Jesus was not crucified because He was a good man; He was crucified because He claimed to be God. Unlike many of His current apologists, Jesus’ Jewish antagonists understood quite well what Jesus claimed about Himself. Christians worship Jesus as very God in human flesh. If He is not God, our practise is in grave error, and we are guilty of perpetuating a gross deception. However, since the Word of God presents Him as very God, and since He presented Himself as God, then we sin grievously against Him if we fail to receive Him as God.

The text before us records Jesus’ own words concerning His eternal nature. Both Christians and non-Christians will benefit from reviewing His words. Surely His Words will encourage us in our faith and give us strength in the face of a fallen world to stand firm in the Faith. Undoubtedly, His teaching will rebuke our timid response to the denial of those who denigrate Him as God. Above all, knowing the Saviour more completely will glorify His Name.

*The Setting for the Account* — It seems that every time Jesus spoke, there was a religious “Truth Squad” present that attempted to discredit whatever He said. This time was no different. This encounter took place during the Feast of Booths. In earlier sermons we explored two earlier pronouncements Jesus made during this Festival that was observed near the end of His ministry.[2] Following these statements concerning His Person and His ministry, Jesus taught those present of the freedom that is found in knowing Him. The “Truth Squad” took exception to His teaching and accused Him of being born as result of an immoral relationship [*John 8:41*].

Jesus responded, not with vitriol and vituperation, but with reason. He exposed their ignorance concerning His words because of their lack of relationship to the True and Living God [*John 8:42-45*]; and He exposed their inability to demonstrate that He was either imprecise or errant [*John** 8:46*]. Above all, their failure to heed His words was because they had no vital relationship to the Father of Lights [*John** 8:47*]. Jesus spoke a significant truth when He said, “Whoever is of God hears the words of God” [*John** 8:47a*].

That day was now drawing to a close; the Master was still in the Temple. It seems reasonable to conclude that He was still in the Treasury. He had been teaching the crowds, and it is almost certain that many present had deliberately elected to linger in the Treasury because they wanted to hear what this Galilean would say. Some were undoubtedly curious, but others sought to know what was pleasing to the Lord, and therefore they wanted to hear what Jesus might say. When the “Truth Squad” increased the level of invective, and Jesus failed to rise to the bait, rather than driving people away, we can imagine that many were drawn to hear Him.
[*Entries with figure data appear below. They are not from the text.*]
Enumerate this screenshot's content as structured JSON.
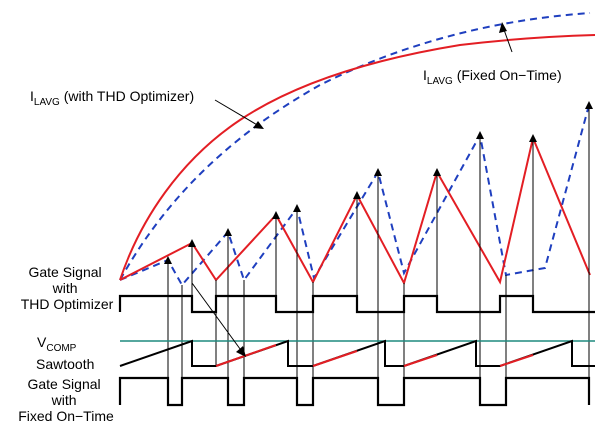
{
  "labels": {
    "ilavg_thd": {
      "main": "I",
      "sub": "LAVG",
      "rest": " (with THD Optimizer)"
    },
    "ilavg_fixed": {
      "main": "I",
      "sub": "LAVG",
      "rest": " (Fixed On−Time)"
    },
    "gate_thd": [
      "Gate Signal",
      "with",
      "THD Optimizer"
    ],
    "vcomp": {
      "main": "V",
      "sub": "COMP"
    },
    "sawtooth": "Sawtooth",
    "gate_fixed": [
      "Gate Signal",
      "with",
      "Fixed On−Time"
    ]
  },
  "colors": {
    "thd_optimizer": "#e31e24",
    "fixed_on_time": "#1f3fbf",
    "vcomp": "#1f8a7e",
    "signal": "#000000"
  }
}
Whenever Jesus spoke, those who heard were not permitted the luxury of remaining neutral. Either they were stirred by the majestic glory unveiled in His words, or they were repelled by because He exposed their perfidy. In a similar manner, whenever His Word is declared in purity and power today, people are compelled to make a choice to either accept what is said as truth, or to reject it as unsuitable—too difficult or inconvenient—for their lives. Neutrality is not an option when the Word of the Lord is delivered.